The University of Hawaii's
By Debra Barayuga
new Outreach College is reaching
more students via interactive
TV and Internet classes
Star-BulletinTechnology is changing the face of higher education.
Years ago, the only way to take a University of Hawaii course was to register in person and show up for classes. Today, people can register via the World Wide Web as well as take courses electronically without having to commute or step foot on campus.
The focus of the University of Hawaii's Outreach College -- formed last month by merging the Summer Session and the College of Continuing Education and Community Service -- was to expand its outreach to the neighbor islands and remote communities on Oahu and provide more distance-learning opportunities.
Officials hope the merger will open opportunities for disabled students and students who work, have families or live on the neighbor islands and can't come to the UH-Manoa campus to take courses.
"It's really important for Manoa to serve distance sites in our island state," said Victor Kobayashi, interim dean of the Outreach College. "Increasingly, students feel the university should send the classes to them rather than coming to campus to take classes."
Distance learning is not new. The university has offered correspondence courses for some time. For several years, courses have been available through the Hawaii Interactive Television System, which offers two-way video and audio. And with the Internet, it's possible for courses to be delivered more efficiently, Kobayashi said.
Barriers that deter people from enrolling can be eliminated by sending courses electronically to people's homes, offices or to centers where people have access to computers, he said. Instructors who are not so mobile also can work from their office or home.
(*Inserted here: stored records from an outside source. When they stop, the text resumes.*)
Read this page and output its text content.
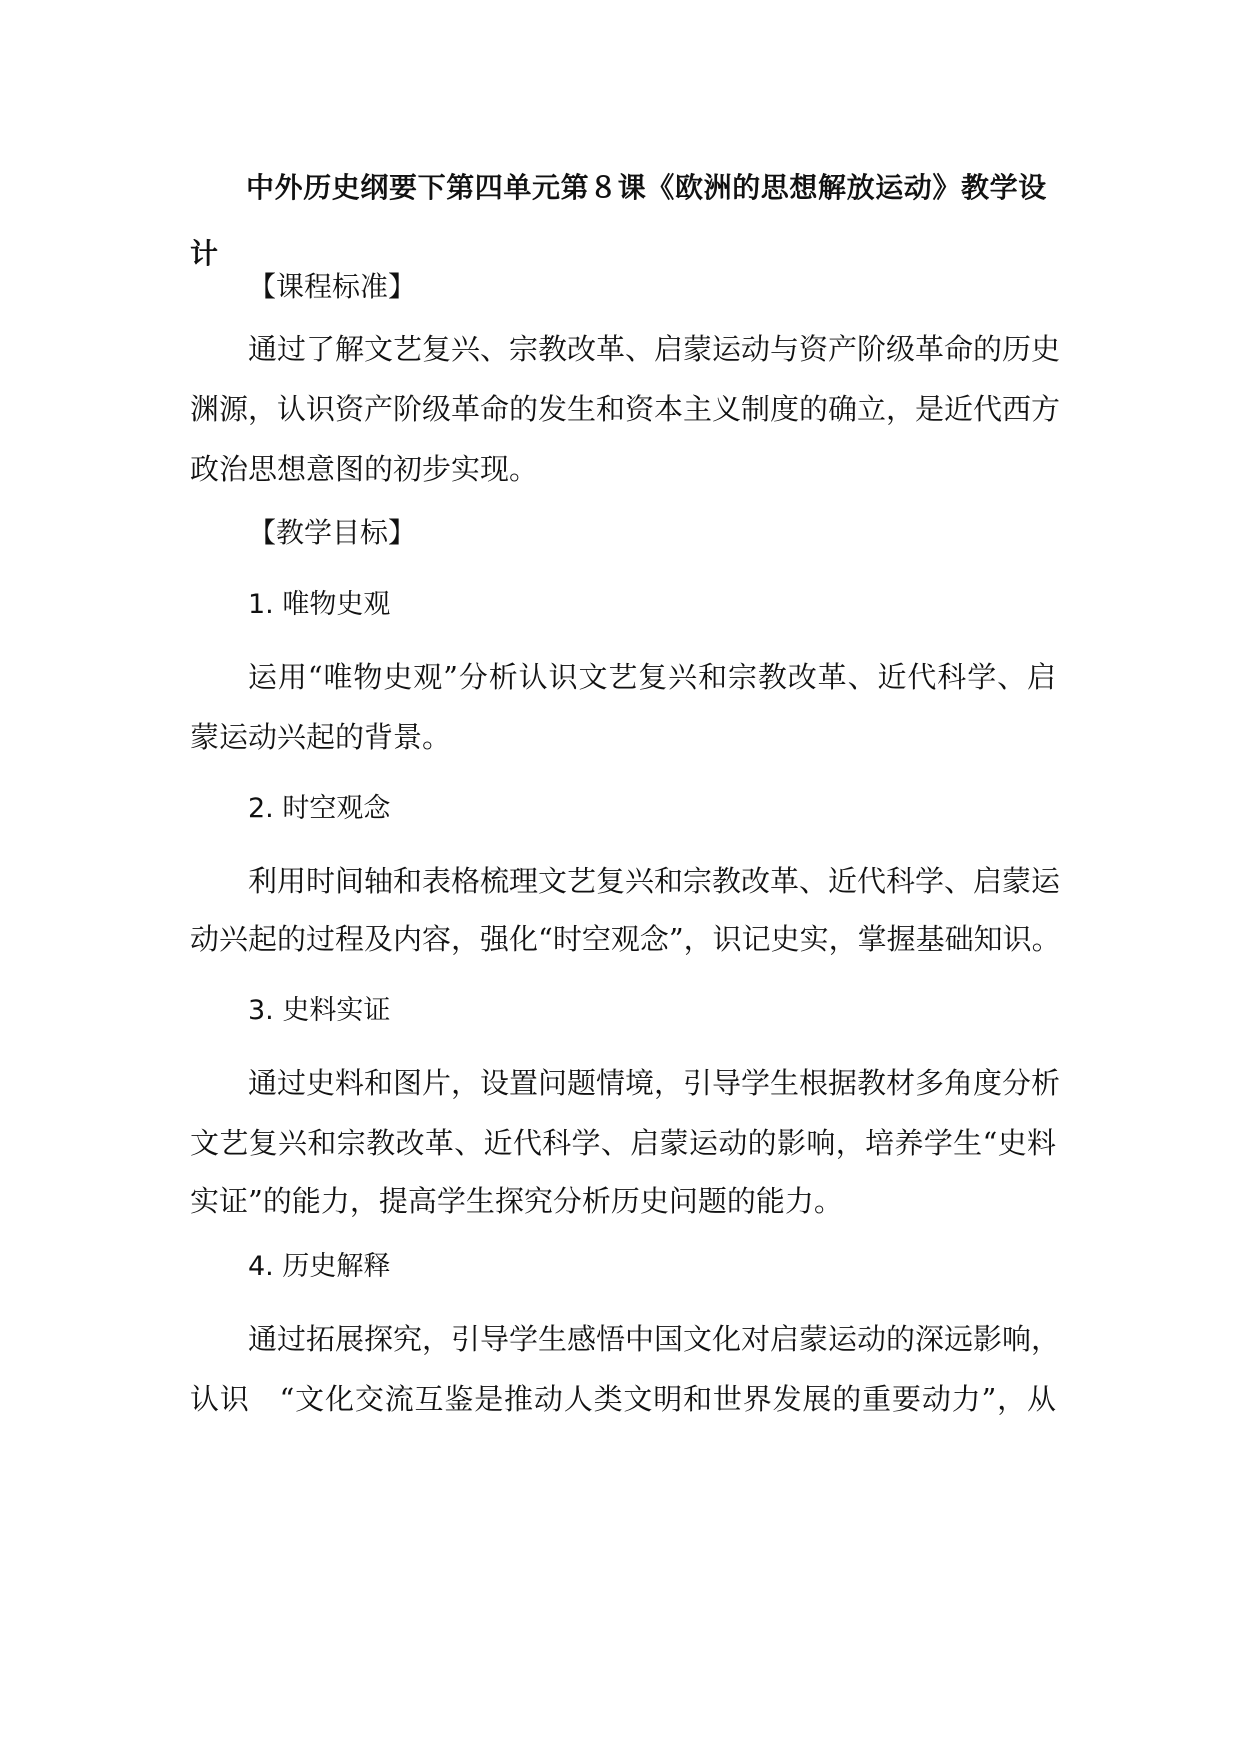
中外历史纲要下第四单元第８课《欧洲的思想解放运动》教学设计

【课程标准】

通过了解文艺复兴、宗教改革、启蒙运动与资产阶级革命的历史

渊源，认识资产阶级革命的发生和资本主义制度的确立，是近代西方

政治思想意图的初步实现。

【教学目标】

1. 唯物史观

运用“唯物史观”分析认识文艺复兴和宗教改革、近代科学、启

蒙运动兴起的背景。

2. 时空观念

利用时间轴和表格梳理文艺复兴和宗教改革、近代科学、启蒙运

动兴起的过程及内容，强化“时空观念”，识记史实，掌握基础知识。

3. 史料实证

通过史料和图片，设置问题情境，引导学生根据教材多角度分析

文艺复兴和宗教改革、近代科学、启蒙运动的影响，培养学生“史料

实证”的能力，提高学生探究分析历史问题的能力。

4. 历史解释

通过拓展探究，引导学生感悟中国文化对启蒙运动的深远影响，

认识　“文化交流互鉴是推动人类文明和世界发展的重要动力”，从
The Outreach College hopes to move into combining electronic systems to send courses to the neighbor islands and the rest of the world and to receive courses from other universities, Kobayashi said. "It may change the whole character of higher education."
During the spring and fall semesters, UH Hawaiian language Professor Puakea Nogelmeier broadcasts live his third- and fourth-level Hawaiian classes to the neighbor islands via the Hawaii Interactive Television System. Students and Nogelmeier can hear and see each other on a TV screen. When Nogelmeier asks a question of the Kauai group, the screen immediately clicks to Kauai students so students tuned in across the state can see and hear them.
"It's a less than optimum educational environment because you miss the personal contact of the teacher with the student," he said. But he makes it a point to hold the class from sites on Maui, Kauai and Molokai at least once or twice a semester to make more personal contact with his neighbor-island students.
After taking 100- and 200-level Hawaiian language courses at Kauai Community College, Maka'ala Warriner faced having to commute to Honolulu or to UH-Hilo to complete the upper-level language courses.
As a small business owner, abandoning her business or island-hopping would have been impossible, she said. She wasn't the only student faced with the dilemma.
"If the upper-level Hawaiian language wasn't available through HITS, I would have been stuck," said Warriner who may repeat Hawaiian 401 if no other Hawaiian classes are made available via distance learning. "The more they can offer to the outer islands, the better off we'll be."
Depending on the students and the teacher, distance learning can be "really positive and productive," said Nogelmeier, who has taught distance learning classes for the past four years.
Some aspects can be less than perfect -- such as delays in moving papers back and forth and teaching a three-hour class only once a week for a semester rather than three one-hour sessions a week. With Internet courses, students can type in questions and interact with the instructor -- a boon for students who aren't comfortable about speaking up in class, Kobayashi said.
In the future, students will be able to see and hear each other and the instructor.
Technology can bring on its own set of problems. Guidelines on etiquette and behavior had to be drawn up because some people felt they were being sexually harassed on the Internet, Kobayashi said.